Que sont devenues les personnes interpellées en marge du mouvement contre la loi travail ? Loïc a été arrêté aux abords de la Bastille en septembre dernier et a écopé d’une amende 1 100 euros pour « rébellion ».
Le 15 septembre dernier, à Paris, un peu avant la manifestation contre la loi travail, je vois une nasse policière devant la place de la Bastille vers 13h30. Parmi les 40 personnes dans la nasse, je vois l’une d’entre elles, d’un coup, se faire interpeller et menotter. Surpris de cette répression policière, je m’indigne de cette atteinte à la liberté de manifester et lance le slogan : « Libérez nos camarades » pour éveiller l’attention collective des personnes aux alentours.
Tout à coup, alors que cela ne fait même pas deux minutes que je suis arrivé, trois gendarmes sortent de la nasse. Ils me prennent et me tirent. Je tente de reculer, mais ces derniers me plaquent contre le sol violemment. L’un d’entre eux empoigne mes cheveux avec force, jusqu’à m’en arracher. Un autre me frappe au visage. À terre, un gendarme se met en équilibre debout, ses deux pieds sur mes deux genoux. Je saigne du nez, le sang coule sur mon visage et colore le sol bétonné de Paris.

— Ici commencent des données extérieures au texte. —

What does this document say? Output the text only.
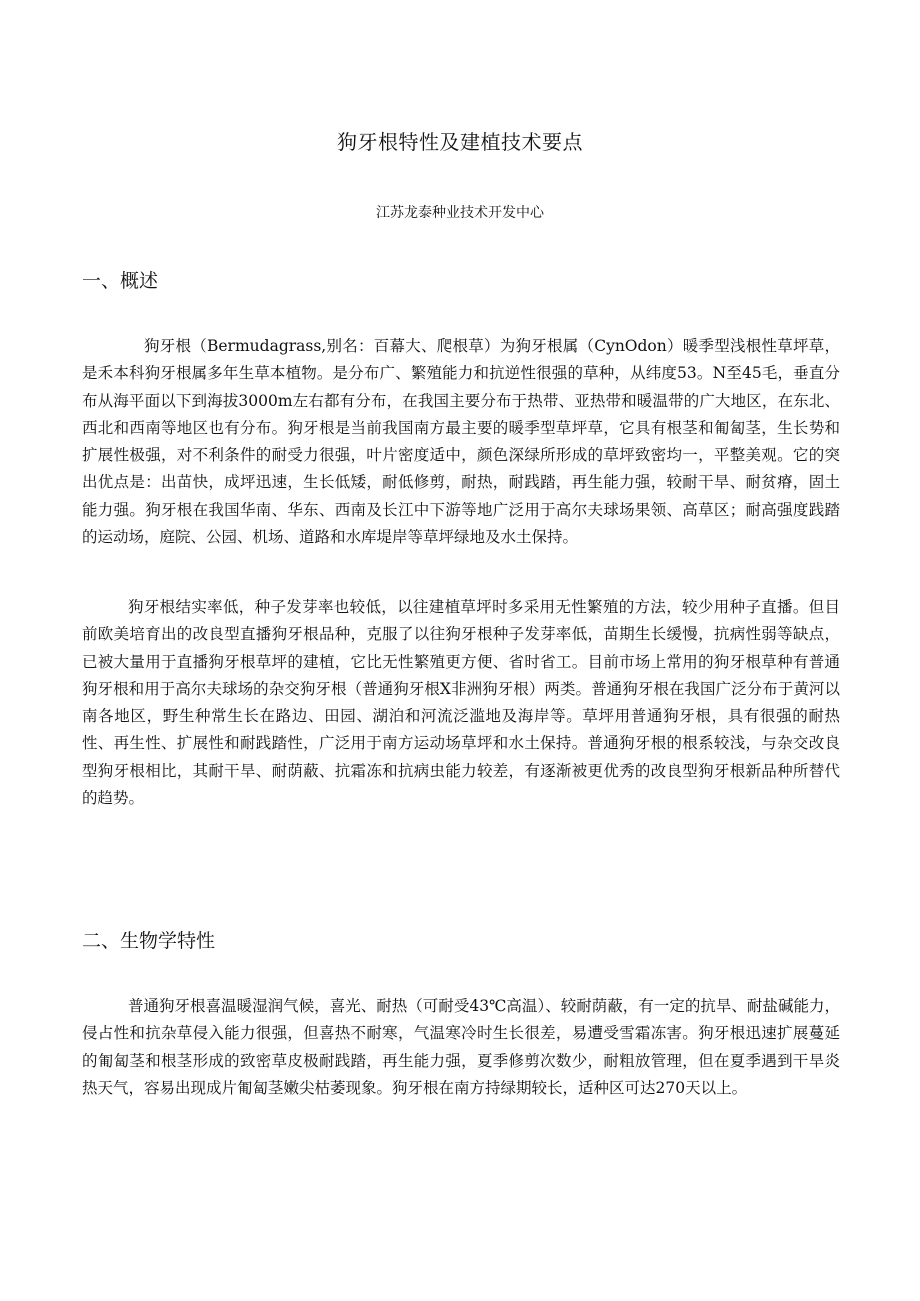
狗牙根特性及建植技术要点
江苏龙泰种业技术开发中心
一、概述

狗牙根（Bermudagrass,别名：百幕大、爬根草）为狗牙根属（CynOdon）暖季型浅根性草坪草，是禾本科狗牙根属多年生草本植物。是分布广、繁殖能力和抗逆性很强的草种，从纬度53。N至45毛，垂直分布从海平面以下到海拔3000m左右都有分布，在我国主要分布于热带、亚热带和暖温带的广大地区，在东北、西北和西南等地区也有分布。狗牙根是当前我国南方最主要的暖季型草坪草，它具有根茎和匍匐茎，生长势和扩展性极强，对不利条件的耐受力很强，叶片密度适中，颜色深绿所形成的草坪致密均一，平整美观。它的突出优点是：出苗快，成坪迅速，生长低矮，耐低修剪，耐热，耐践踏，再生能力强，较耐干旱、耐贫瘠，固土能力强。狗牙根在我国华南、华东、西南及长江中下游等地广泛用于高尔夫球场果领、高草区；耐高强度践踏的运动场，庭院、公园、机场、道路和水库堤岸等草坪绿地及水土保持。

狗牙根结实率低，种子发芽率也较低，以往建植草坪时多采用无性繁殖的方法，较少用种子直播。但目前欧美培育出的改良型直播狗牙根品种，克服了以往狗牙根种子发芽率低，苗期生长缓慢，抗病性弱等缺点，已被大量用于直播狗牙根草坪的建植，它比无性繁殖更方便、省时省工。目前市场上常用的狗牙根草种有普通狗牙根和用于高尔夫球场的杂交狗牙根（普通狗牙根X非洲狗牙根）两类。普通狗牙根在我国广泛分布于黄河以南各地区，野生种常生长在路边、田园、湖泊和河流泛滥地及海岸等。草坪用普通狗牙根，具有很强的耐热性、再生性、扩展性和耐践踏性，广泛用于南方运动场草坪和水土保持。普通狗牙根的根系较浅，与杂交改良型狗牙根相比，其耐干旱、耐荫蔽、抗霜冻和抗病虫能力较差，有逐渐被更优秀的改良型狗牙根新品种所替代的趋势。

二、生物学特性

普通狗牙根喜温暖湿润气候，喜光、耐热（可耐受43℃高温）、较耐荫蔽，有一定的抗旱、耐盐碱能力，侵占性和抗杂草侵入能力很强，但喜热不耐寒，气温寒冷时生长很差，易遭受雪霜冻害。狗牙根迅速扩展蔓延的匍匐茎和根茎形成的致密草皮极耐践踏，再生能力强，夏季修剪次数少，耐粗放管理，但在夏季遇到干旱炎热天气，容易出现成片匍匐茎嫩尖枯萎现象。狗牙根在南方持绿期较长，适种区可达270天以上。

Je suis sous la pression du poids des gendarmes. Mon bras droit se retrouve écrasé entre mon corps et le sol, les gendarmes n’arrivent pas à le prendre et le tire de plus en plus fortement. Dans la confusion et la douleur, je n’arrive pas à m’exprimer pour leur faire comprendre qu’ils me bloquent le bras, en m’écrasant le dos. Finalement, je suis menotté, relevé et plaqué contre le mur dans la nasse. La personne menottée est libérée, la nasse se rétrécit, je me retrouve seul. Tout le monde est en liberté, sauf moi.
« Tais-toi ou je te pète les poignets »
J’essaye de questionner les gendarmes sur les motifs de mon interpellation. Je n’ai pas de réponse. Je continue de m’indigner. Le gendarme à lunettes qui me tient les menottes me dit :
« – Tais-toi ou je te pète les poignets ».
Je répète ce qu’il m’a dit à voix haute pour que les gens autour de la nasse entendent cette menace. Le gendarme exerce une forte pression sur les menottes. Je crie de douleur et lui et son collègue disent haut et fort :
« – Arrête de jouer la comédie ». Je décide, pétrifié, de me taire.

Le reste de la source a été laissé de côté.